L'organisation des facultés "autonomes"

En accord avec leurs revendications d’autogestion des universités, les grévistes vont tenter de mettre en place de nouvelles organisations dans les facultés niçoises.

A la faculté des lettres, le 7 mai, en présence du doyen, sont créées des commissions paritaires par disciplines qui doivent travailler sur les relations étudiants-enseignants et sur les enseignements et leur organisation. Une semaine plus tard, le 15 mai, une assemblée extraordinaire réunie à l’initiative du doyen crée quatre commissions pour étudier:

  • les sujets des examens
  • les programmes et l’organisation du travail des étudiants pour l’année suivante,
  • les structures et les réformes de l’Université
  • les débouchés et l’insertion de l’Université dans la nation et la société.

Des étudiants doivent siéger dans ces commissions paritaires et des élections sont prévues les 16 et 20 mai. Mais le 17 mai l’assemblée de la faculté adopte une motion proclamant l’organisation d’élections pour la nomination d’une assemblée constituante paritaire sous 8 jours. Le 4 juin, a lieu un vote pour désigner 24 délégués des étudiants, qui devront se prononcer sur la question des examens et des réformes à engager. Le quorum est fixé à 51 % des étudiants inscrits, la répartition des mandats se fera à la proportionnelle du nombre de suffrages recueillis par chaque liste.

Trois listes se présentent : l'UGEN-UNEF ; les non-syndiqués, opposés aux syndicats "politisés" qui n'assurent pas la défense des intérêts des étudiants, qui souhaitent néanmoins des réformes ; le Comité de grève.

Le soir du 4 juin, le taux de participation est  à 76,5 % et le pourcentage de suffrages exprimés est à 99 % !! l'UGEN remporte neuf sièges (38.32 % des voix), les non-syndiqués 8 sièges (33.98 %) et le COG 7 sièges (26.76 %). La part des non-syndiqués montrent à quel point les étudiants souhaitent des réformes, sans pour autant se politiser.

 

A la faculté de Droit, le 16 mai, les étudiants élisent leurs délégués, le 22 mai, une commission paritaire est créée pour étudier l’opportunité d’une session facultative des examens en juin et remplir le rôle de coordination avec les autres commissions.
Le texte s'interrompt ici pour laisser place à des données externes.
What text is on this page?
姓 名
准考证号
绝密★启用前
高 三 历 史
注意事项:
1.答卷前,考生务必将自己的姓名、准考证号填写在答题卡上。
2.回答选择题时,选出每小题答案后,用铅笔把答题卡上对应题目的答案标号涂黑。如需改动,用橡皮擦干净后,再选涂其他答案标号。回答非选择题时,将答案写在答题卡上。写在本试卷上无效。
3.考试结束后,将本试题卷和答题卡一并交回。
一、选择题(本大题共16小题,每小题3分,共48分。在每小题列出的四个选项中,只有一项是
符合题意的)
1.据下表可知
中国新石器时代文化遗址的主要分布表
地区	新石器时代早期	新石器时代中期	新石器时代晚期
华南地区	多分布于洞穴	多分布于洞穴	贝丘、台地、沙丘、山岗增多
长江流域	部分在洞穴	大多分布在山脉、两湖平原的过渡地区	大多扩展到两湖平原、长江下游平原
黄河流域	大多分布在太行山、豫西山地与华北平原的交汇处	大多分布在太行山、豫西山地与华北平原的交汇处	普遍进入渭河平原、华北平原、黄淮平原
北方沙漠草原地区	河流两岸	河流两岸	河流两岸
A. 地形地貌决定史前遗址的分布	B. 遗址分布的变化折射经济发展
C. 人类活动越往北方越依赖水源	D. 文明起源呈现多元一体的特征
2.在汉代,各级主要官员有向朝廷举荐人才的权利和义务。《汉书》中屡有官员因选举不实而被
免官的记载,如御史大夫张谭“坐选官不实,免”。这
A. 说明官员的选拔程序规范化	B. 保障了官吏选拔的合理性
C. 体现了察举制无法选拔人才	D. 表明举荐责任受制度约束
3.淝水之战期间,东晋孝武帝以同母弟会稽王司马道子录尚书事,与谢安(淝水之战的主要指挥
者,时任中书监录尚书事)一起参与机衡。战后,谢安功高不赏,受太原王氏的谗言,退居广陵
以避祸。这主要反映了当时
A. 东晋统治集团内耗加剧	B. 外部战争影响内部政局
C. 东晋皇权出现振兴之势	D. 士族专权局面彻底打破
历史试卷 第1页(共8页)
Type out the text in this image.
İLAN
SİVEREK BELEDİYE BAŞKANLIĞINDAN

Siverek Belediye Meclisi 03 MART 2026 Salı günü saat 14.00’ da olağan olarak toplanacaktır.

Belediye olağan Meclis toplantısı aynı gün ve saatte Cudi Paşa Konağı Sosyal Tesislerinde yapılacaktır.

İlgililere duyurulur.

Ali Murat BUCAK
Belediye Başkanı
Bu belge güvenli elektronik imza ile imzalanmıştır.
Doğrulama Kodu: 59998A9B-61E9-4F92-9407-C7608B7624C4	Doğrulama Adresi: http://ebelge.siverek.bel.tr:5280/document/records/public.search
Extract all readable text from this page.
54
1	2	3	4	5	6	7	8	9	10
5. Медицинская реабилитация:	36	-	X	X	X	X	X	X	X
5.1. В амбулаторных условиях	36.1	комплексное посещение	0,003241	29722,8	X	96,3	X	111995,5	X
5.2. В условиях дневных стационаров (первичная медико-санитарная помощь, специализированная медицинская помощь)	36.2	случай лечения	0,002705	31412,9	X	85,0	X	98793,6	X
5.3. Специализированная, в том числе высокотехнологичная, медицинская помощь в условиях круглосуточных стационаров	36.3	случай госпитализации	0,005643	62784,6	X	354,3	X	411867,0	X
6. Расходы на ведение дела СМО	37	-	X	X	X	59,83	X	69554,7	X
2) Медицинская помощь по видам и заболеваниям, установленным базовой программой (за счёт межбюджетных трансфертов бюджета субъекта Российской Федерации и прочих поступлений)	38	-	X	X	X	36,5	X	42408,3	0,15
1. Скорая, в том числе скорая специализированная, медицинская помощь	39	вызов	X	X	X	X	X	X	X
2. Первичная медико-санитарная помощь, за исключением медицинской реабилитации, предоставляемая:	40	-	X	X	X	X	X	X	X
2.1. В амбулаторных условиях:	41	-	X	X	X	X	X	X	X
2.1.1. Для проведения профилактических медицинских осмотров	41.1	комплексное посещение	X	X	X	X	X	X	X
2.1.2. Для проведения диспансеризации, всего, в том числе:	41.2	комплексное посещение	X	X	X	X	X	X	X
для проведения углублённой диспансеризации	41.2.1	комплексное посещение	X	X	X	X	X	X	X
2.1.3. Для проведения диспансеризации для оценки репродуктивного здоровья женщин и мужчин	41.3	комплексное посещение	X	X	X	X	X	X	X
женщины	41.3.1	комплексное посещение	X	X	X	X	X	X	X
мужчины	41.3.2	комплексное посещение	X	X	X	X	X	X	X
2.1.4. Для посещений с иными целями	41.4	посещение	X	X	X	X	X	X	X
Cette commission doit être le premier élément d’une véritable cogestion démocratique, mais les disparités d’opinion en son sein posent des difficultés : certains membres veulent à plusieurs reprises remettre en cause les décisions et dissoudre les organismes mis en place. Un Comité de soutien aux Réformes est créé pour « s’opposer au maintien du conservatisme étroit dans le Comité paritaire à cause de la vague réactionnaire. » Des tentatives de la part d’étudiants et de professeurs ont lieu pour mettre en place des commissions équivalentes à celles créées en faculté des Lettres.

 

En faculté des Sciences, dès le 20 mai, les professeurs du SNE-Sup acceptent le principe d’une assemblée constituante ayant pour but de monter de nouvelles structures. Le 24 mai, est créée une commission paritaire provisoire qui devient le 1er juin l’Assemblée Tripartite, chargée d’élaborer les nouvelles structures et de devenir l’organe de gestion de l’Université Nouvelle.

Evidemment, ces organisations officieuses ne sont pas du goût des autorités légales de l'Université. Voici la déclaration du doyen de la faculté des sciences le 14 juin :

"L'Université, comme l'armée ou la magistrature est actuellement un corps d'Etat dont le fonctionnement est régi par des lois et des décrets. Dans une société organisée, il est au pouvoir d'aucun groupe d'individus de changer à son gré les lois et décrets promulgués de façon régulière par les pouvoirs publics. A l'heure actuelle l'administration d'une faculté est confiée à une assemblée d'enseignants, un conseil de professeurs et un doyen dont les attributions sont précisées par la loi. Jusqu'au jour où une loi aura modifiée cette organisation, elle doit subsister sans changement. Les prétentions de la Commission Tripartite ne reposent sur aucune réalité et ne représentent au plus que des aspirations. Il est souhaitable que le dialogue amorcé puisse se poursuivre et aboutir à des propositions constructives pour une réforme viable des structures actuelles, si ces propositions sont approuvées par l'assemblée de la faculté, elles seront soumises aux autorités légales qui décideront en dernier ressort."